The chip's I/O includes 1, 10, 25, 40, 50 and 100 Gigabit Ethernet interfaces, the Interlaken interface and PCI Express, used to connect the chip to a host processor such as an Intel x86 microprocessor.
The idea with networking applications is that the more packets you can process in parallel, the better
EZchip is not detailing the device's interface mix or such metrics as the chip's pin-count, clock speed or power consumption. However, EZchip says the chip's power consumption will be under 100W.
When a packet is presented to the chip, it is assigned to a core which processes it to completion before sending it typically to the I/O. For the programmer, the 100-core device appears as a single processor; it is the hardware on-chip that handles the details, sending an incoming packet to the next free core.
Ezchip shows examples of possible platforms that could use the Tile-Mx.
One is a 1-rack-unit-high pizza box in the data centre used to deliver virtual network functions. Such a NFV server would benefit from the Tile-Mx's hardware-accelerated table look-ups, packet classification and packet flow management in and out of the device. Another design example is using the device for an intelligent network interface card (NIC) in a standard Intel x86-based server.
The two other Tile-Mx family devices will use 36 and 64 Cortex-A53 cores. First Tile-Mx samples are expected in the second half of 2016.
Multicore trends
The Linley Group says that despite the unprecedented 100 ARM cores, EZchip's family of device faces competition. Moreover, the trend to increase core-count has its limits.

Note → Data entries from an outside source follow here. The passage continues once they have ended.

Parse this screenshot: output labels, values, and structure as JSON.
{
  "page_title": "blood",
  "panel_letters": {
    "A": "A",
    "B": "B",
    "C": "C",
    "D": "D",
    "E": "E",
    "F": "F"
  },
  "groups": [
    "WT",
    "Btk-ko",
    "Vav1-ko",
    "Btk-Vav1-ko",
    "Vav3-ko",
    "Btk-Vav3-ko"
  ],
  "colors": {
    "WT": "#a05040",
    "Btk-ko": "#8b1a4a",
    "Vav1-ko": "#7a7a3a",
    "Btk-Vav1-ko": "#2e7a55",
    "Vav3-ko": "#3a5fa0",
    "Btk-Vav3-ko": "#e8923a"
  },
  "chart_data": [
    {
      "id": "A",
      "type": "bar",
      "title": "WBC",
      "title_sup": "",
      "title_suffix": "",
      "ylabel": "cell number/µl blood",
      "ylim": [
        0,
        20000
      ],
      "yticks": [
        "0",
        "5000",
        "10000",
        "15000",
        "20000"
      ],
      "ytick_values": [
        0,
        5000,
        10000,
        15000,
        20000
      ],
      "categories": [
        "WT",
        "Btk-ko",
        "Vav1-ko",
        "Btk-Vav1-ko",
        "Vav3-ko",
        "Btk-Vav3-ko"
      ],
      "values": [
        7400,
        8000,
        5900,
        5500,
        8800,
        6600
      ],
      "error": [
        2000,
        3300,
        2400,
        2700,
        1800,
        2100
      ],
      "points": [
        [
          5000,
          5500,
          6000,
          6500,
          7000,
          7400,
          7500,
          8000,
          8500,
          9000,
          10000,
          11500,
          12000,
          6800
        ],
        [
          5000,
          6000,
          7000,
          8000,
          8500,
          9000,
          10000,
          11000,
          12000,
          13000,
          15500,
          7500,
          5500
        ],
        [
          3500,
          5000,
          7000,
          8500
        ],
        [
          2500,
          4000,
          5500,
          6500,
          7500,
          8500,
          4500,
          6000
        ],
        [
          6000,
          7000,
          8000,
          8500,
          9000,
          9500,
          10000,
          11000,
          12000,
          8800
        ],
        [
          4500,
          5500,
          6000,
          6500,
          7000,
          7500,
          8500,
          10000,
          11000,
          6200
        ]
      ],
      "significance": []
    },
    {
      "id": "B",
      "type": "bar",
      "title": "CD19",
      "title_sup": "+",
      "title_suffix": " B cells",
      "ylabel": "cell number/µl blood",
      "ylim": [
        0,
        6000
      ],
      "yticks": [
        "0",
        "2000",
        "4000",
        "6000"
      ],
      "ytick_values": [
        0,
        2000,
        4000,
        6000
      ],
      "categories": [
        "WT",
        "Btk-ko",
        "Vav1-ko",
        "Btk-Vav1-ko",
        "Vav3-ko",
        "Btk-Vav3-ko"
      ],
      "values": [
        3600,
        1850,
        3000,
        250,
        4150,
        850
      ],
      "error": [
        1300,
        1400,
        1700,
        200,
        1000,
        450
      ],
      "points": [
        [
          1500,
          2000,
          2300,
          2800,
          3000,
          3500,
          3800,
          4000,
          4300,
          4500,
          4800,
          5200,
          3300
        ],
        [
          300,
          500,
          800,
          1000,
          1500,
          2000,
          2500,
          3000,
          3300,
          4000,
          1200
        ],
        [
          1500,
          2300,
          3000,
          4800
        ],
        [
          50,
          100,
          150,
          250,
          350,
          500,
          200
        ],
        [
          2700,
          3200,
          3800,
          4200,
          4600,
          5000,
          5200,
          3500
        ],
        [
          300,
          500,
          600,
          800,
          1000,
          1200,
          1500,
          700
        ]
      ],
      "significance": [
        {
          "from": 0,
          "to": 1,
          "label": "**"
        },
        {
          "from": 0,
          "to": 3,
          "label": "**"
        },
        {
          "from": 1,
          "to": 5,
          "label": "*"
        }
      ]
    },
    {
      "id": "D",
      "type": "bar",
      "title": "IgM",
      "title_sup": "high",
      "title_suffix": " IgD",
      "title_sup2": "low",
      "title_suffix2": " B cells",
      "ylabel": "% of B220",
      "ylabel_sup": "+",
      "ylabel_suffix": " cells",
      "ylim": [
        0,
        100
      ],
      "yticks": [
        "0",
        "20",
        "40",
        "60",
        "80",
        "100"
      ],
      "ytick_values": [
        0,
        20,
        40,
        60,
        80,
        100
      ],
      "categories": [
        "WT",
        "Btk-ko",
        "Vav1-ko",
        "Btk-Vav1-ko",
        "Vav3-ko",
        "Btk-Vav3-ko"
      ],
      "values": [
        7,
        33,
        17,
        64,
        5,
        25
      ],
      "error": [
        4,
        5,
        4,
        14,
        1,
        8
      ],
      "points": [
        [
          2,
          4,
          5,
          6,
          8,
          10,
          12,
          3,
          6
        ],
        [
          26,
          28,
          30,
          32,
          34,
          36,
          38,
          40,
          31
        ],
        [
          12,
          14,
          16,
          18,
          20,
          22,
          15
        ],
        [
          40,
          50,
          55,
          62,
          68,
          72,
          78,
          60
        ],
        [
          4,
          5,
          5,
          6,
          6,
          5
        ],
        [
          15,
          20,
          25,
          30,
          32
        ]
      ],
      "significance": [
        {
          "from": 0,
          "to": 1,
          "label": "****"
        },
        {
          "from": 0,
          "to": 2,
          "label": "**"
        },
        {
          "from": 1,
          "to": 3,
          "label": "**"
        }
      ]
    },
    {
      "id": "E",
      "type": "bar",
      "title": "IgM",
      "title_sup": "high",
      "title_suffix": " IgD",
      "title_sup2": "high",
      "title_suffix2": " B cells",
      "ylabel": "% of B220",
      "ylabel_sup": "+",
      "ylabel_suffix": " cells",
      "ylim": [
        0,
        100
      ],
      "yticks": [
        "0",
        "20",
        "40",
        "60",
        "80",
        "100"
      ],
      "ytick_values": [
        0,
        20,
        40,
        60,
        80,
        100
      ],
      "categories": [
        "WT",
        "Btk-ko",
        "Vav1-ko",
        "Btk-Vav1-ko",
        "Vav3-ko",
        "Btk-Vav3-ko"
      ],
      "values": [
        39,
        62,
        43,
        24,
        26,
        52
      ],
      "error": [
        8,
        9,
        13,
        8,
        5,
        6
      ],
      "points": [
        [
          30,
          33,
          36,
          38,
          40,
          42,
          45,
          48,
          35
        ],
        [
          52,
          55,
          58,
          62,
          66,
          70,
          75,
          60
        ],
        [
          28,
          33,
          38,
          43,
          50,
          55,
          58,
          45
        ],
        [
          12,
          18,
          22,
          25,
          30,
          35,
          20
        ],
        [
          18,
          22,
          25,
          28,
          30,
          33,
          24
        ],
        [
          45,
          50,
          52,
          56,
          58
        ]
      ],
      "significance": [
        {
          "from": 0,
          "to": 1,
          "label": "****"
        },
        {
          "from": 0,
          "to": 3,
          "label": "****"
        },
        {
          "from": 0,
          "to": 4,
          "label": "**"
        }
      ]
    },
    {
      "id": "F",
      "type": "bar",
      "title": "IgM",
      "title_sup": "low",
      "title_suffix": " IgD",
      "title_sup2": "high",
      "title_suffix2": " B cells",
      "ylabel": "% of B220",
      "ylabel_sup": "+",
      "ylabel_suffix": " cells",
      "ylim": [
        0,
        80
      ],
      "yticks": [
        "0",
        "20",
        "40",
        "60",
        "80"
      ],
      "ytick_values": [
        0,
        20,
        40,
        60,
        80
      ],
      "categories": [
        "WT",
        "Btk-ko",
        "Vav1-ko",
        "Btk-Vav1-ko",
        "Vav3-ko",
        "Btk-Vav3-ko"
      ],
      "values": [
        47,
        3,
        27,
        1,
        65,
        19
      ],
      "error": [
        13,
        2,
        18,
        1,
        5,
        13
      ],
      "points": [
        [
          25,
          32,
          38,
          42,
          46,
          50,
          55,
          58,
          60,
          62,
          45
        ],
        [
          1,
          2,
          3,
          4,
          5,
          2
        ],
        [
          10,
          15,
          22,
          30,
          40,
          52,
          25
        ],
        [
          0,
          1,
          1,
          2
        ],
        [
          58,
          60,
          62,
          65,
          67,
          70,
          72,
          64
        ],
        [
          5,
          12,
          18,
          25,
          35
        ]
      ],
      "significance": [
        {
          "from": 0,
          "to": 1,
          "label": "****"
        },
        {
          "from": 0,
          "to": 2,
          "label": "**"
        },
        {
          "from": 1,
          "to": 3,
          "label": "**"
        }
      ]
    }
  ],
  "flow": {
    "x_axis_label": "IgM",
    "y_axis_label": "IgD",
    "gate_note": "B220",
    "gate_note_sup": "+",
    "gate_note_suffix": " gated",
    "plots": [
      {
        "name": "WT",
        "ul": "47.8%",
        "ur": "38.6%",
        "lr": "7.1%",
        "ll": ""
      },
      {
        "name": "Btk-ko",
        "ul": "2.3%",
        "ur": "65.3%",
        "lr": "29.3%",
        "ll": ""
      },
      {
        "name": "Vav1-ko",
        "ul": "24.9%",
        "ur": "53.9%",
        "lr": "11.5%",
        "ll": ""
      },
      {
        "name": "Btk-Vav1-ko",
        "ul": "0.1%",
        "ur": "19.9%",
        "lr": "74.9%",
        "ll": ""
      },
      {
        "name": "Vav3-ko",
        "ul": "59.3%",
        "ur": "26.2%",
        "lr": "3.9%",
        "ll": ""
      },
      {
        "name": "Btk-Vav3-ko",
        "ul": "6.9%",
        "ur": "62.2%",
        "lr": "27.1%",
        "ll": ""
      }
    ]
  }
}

EZchip is already shipping a 72-core processor it acquired from Tilera although the device is not ARM-based. And Cavium's largest processor has 48 cores, says Halfhill. Broadcom's largest processor has only 20 cores, but those CPUs are quad-threaded, so the processor can handle up to 80 packet streams. "Not quite as many as the Tile-Mx100, but it is in the same ballpark," says Halfhill.
"Keep in mind that Tile-Mx100 production is about two years out; a lot can happen in two years," adds Halfhill.
According to Bolaria, multicore designs are good for applications that are highly parallelised such as packet processing and deep packet processing. But NPUs are better if all that is being done is packet processing.
"Many cores is not particularly good for applications that need good single-thread performance," says Bolaria. "This is where [an Intel] Xeon will shine — for applications such as high-performance computing, simulations and algorithms."
Coherent interconnects also limit CPU scaling, says Bolaria. Tile-Mx gets around the interconnect limitation by clustering four ARM cores into a tile, so that effectively 25 nodes only are connected. "With more nodes, it becomes difficult to maintain cache coherency and performance," says Bolaria.
Another limitation is partitioning applications into smaller chunks for execution on 100 cores. Some tasks are serial by nature and cannot benefit from parallel processing. "Amdahl’s law limits performance gains from adding more CPUs," says Bolaria.